Open Letter to Edmundo Braverman

Originally I was going to pm this to Eddie, however I don't have the banana credits to do so. Being that this is the next laziest option, I settled on making it an open letter:

First off, I wanted to say I really enjoy the content and candor of your blog, it makes for very entertaining reading, and I always look forward to your next post.

I am currently a sophomore at University of Connecticut . I really enjoy tracking the markets and just opened my first online brokerage account last month. I am looking forward to losing my money and hopefully learning a thing or two in the process. I definitely have a passion for finance and ideally would build a career around it. However, I consider myself a little more colorful, and a little less proper than your typical banker. I have restless entrepreneurial spirit that cringes a little every time I see IBD stint to buyside/HF being reinforced as the only way to be successful in finance. I have convinced myself, maybe naively, there is more out there than this.

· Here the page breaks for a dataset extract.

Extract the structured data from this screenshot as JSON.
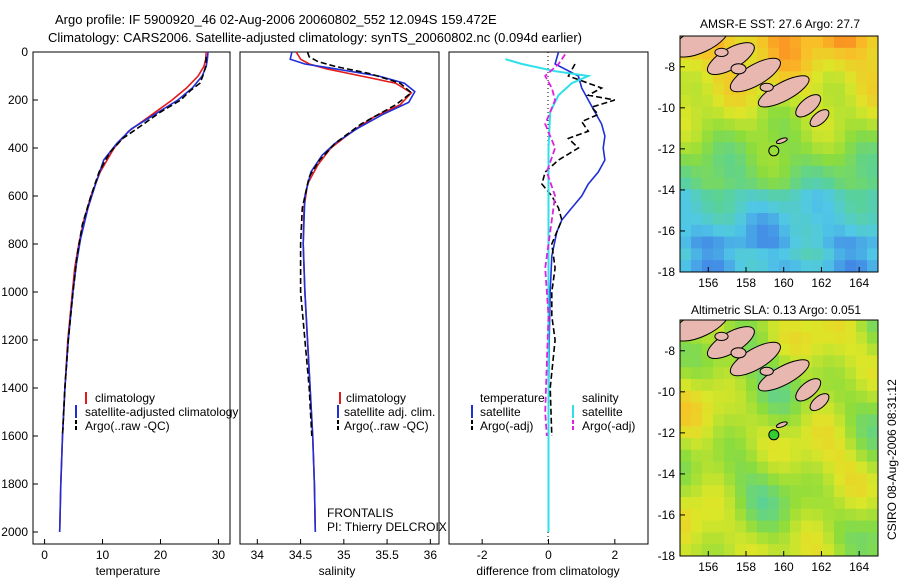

Anyways, I wanted to reach out to you because you have a refreshing perspective that’s considerably less myopic than most on this board. And secondly, I can’t help but partly identify with Edmundo Braverman, whether he’s a persona or not. I am young, hungry, poor, and foolish, and want more out of life than a job on the buyside in 10 years. In short my question for you is: knowing what you know now, and having done what you’ve done, if you were 20 years old again how would you approach your future career/life? Would you do anything differently? Is there a field you would have gotten into earlier? Does everyone networking and scouring for a BB IBD role have it right? Am I creepy and delusional?

Insight into any of these would be greatly appreciated, as I highly value your experience and the place from which your point of views comes from.

 

"If you were 20 years old again how would you approach your future career/life? Would you do anything differently?"

A bit off-topic I would realize that confidence is they key to everything in life. Women, Work, Sports. You can't fake it - that is called cockiness. If you can develop it and cultivate it, then you will be years ahead of all your peers.

 

Enjoying the input and would love to see some more of the older/experienced members weigh in. While I didn’t originally intend to write an ode to Edmundo braverman if that’s what this becomes, well, I’m alright with that. I’m familiar with blackhat’s story as well and that’s certainly a life to aspire for.

As to why this is addressed to ‘Uncle Eddie’ is it seems to me he embraces life outside of banking more than some others around here. Plus, as somebody who likes to toe the line the ups and downs of his story are, for lack of a better word, strangely appealing.

Viva la Braverman

 
Best Response

One of the things I don't really talk about much is how laser focused I was on finance in my early 20's. It wasn't because I had some great love of finance, although I did, it was mostly because I was sick of being poor and frankly would have done anything to get rich.

If I were 20 years old right now I'd spend every waking moment that I wasn't getting laid in the computer lab. I frankly wouldn't give Wall Street the steam off my shit because it's a shrinking job market that is likely going to be harangued by regulators for the next decade at least. It's one thing to take a shitty job and just suck it up because you're well paid, but that's no longer the case.

Wall Street was never my end game; it was always just a means to an end. Which is why I came and went as much as I did. I wasn't loyal to any firm (because none of them were certainly loyal to me), and I basically went back to my finance career whenever I ran out of money doing something I enjoyed. Wall Street was like an ATM in a bad neighborhood to me - I hated going down there but I could always get cash.

I makes me sick sometimes when I think about the opportunities I threw away just because I was an asshole that had to do things his way. I grew up in Silicon Valley just as computers exploded on the scene, and half my graduating class in high school is filthy, stupid rich now on SV startup money. So you've got me on the one hand - who had a successful finance career by most objective measures - and then you've got my high school buddy who was employee #9 at Facebook.

Anyway, technology is moving so fast now that I wouldn't waste my energy on a dying field like finance. But it's important to remember that you're asking me what I would do if I were 20 today. Finance was very good to me, and I'm still passionate about many aspects of it.